For the first time since the 2008 financial crisis, the Fed last week conducted a series of major repo operations, injecting $278 billion into the market to deal with a jump in short-term interest rates.
Officials say last week’s spike in rates is not a precursor of the type of underlying troubles that preceded the 2008 market meltdown.
In addition to the daily overnight operations of $75 billion, the New York Fed said it would conduct longer 14-day repo operations of at least $30 billion on Tuesday, Thursday and Friday of this week.
The Fed said that it would be ready to conduct further operations as needed after Oct. 10 but the amount and timing of those auctions has not been determined.
In the fourth operation on Friday, banks asked for $75.55 billion in reserves, only slightly higher than the $75 billion limit set by the Fed.

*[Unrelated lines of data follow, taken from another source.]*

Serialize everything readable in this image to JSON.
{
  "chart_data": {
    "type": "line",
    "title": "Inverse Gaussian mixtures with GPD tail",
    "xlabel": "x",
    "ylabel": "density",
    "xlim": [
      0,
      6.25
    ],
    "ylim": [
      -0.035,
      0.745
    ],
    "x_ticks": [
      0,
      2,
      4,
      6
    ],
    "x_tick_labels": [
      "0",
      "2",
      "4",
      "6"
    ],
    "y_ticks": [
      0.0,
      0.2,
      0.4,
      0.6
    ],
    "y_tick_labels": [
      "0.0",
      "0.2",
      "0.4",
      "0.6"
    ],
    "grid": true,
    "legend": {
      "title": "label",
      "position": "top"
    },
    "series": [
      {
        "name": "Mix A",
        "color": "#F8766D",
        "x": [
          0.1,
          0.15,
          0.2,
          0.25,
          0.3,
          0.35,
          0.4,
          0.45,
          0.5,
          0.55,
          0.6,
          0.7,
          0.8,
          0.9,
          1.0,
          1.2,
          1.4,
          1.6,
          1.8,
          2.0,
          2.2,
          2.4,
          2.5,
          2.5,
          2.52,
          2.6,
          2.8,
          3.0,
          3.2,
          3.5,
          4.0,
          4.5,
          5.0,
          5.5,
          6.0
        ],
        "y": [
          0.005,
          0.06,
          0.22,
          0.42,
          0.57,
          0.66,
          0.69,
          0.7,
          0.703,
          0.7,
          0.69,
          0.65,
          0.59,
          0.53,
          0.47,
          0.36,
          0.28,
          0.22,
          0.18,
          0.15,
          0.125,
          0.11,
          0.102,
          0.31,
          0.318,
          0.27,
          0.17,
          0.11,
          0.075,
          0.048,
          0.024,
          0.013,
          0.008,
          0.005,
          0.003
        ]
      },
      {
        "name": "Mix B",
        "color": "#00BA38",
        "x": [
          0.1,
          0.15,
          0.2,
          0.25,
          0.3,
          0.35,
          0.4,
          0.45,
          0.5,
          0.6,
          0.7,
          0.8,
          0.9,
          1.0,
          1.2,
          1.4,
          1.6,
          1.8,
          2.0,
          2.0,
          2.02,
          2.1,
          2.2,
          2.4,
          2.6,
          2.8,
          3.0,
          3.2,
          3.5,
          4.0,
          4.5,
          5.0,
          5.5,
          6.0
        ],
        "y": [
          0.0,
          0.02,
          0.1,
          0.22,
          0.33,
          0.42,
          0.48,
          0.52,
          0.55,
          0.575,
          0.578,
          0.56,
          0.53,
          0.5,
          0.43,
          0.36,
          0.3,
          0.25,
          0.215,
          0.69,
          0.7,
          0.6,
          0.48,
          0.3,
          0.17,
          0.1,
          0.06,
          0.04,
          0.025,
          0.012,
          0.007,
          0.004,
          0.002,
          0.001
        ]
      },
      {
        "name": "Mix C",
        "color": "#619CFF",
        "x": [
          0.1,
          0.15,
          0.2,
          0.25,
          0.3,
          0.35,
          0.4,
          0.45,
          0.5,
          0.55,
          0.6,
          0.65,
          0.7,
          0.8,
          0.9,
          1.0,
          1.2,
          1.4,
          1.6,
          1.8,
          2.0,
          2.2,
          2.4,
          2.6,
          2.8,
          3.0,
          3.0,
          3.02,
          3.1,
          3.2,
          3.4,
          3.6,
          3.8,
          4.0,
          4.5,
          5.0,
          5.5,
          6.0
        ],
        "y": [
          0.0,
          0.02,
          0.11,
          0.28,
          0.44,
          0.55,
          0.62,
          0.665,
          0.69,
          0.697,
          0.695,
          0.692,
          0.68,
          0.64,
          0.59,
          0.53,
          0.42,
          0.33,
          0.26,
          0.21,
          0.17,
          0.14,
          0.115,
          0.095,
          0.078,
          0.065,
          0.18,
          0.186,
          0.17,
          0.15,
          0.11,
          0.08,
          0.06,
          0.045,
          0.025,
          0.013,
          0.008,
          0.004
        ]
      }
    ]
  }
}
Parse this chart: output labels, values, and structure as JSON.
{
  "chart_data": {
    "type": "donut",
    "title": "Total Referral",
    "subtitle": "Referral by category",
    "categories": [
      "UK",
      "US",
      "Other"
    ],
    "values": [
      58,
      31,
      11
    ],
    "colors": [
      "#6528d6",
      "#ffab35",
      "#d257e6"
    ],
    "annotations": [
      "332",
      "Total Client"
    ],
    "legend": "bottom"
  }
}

The Fed began conducting these operations to calm money markets. Rates on short-term repo agreements had briefly spiked to nearly 10% earlier this week as financial firms scrambled to find short-term funding.
The Fed seeks to manage its operations to keep the repo rate near the target it has set for its key policy rate, the federal funds rate, the interest that banks charge each other for overnight borrowing.
The Fed announced on Wednesday that it was cutting the benchmark rate by a quarter-point to a new range of 1.75% to 2% as it seeks to cushion the U.S. economy from various threats, ranging from a slowing global economy to shocks from President Donald Trump’s trade war with China.
The repo market covers billions of dollars of daily operations in which one party lends out cash in exchange for a roughly equivalent value of securities, usually Treasury notes. The market allows companies that own lots of securities to get the cash they need at cheap rates.
The borrower of the cash agrees to repurchase the securities it has loaned as collateral at a later date, often as soon as the next day.
The turbulence last week has been attributed to various factors, including corporations needing to come up with cash to settle quarterly tax payments.
Analysts do not believe the rate spike last week is similar to the troubles seen as the nation was heading into the 2008 financial crisis. They believe banks are much better capitalized now due to the reforms put in place after the crisis.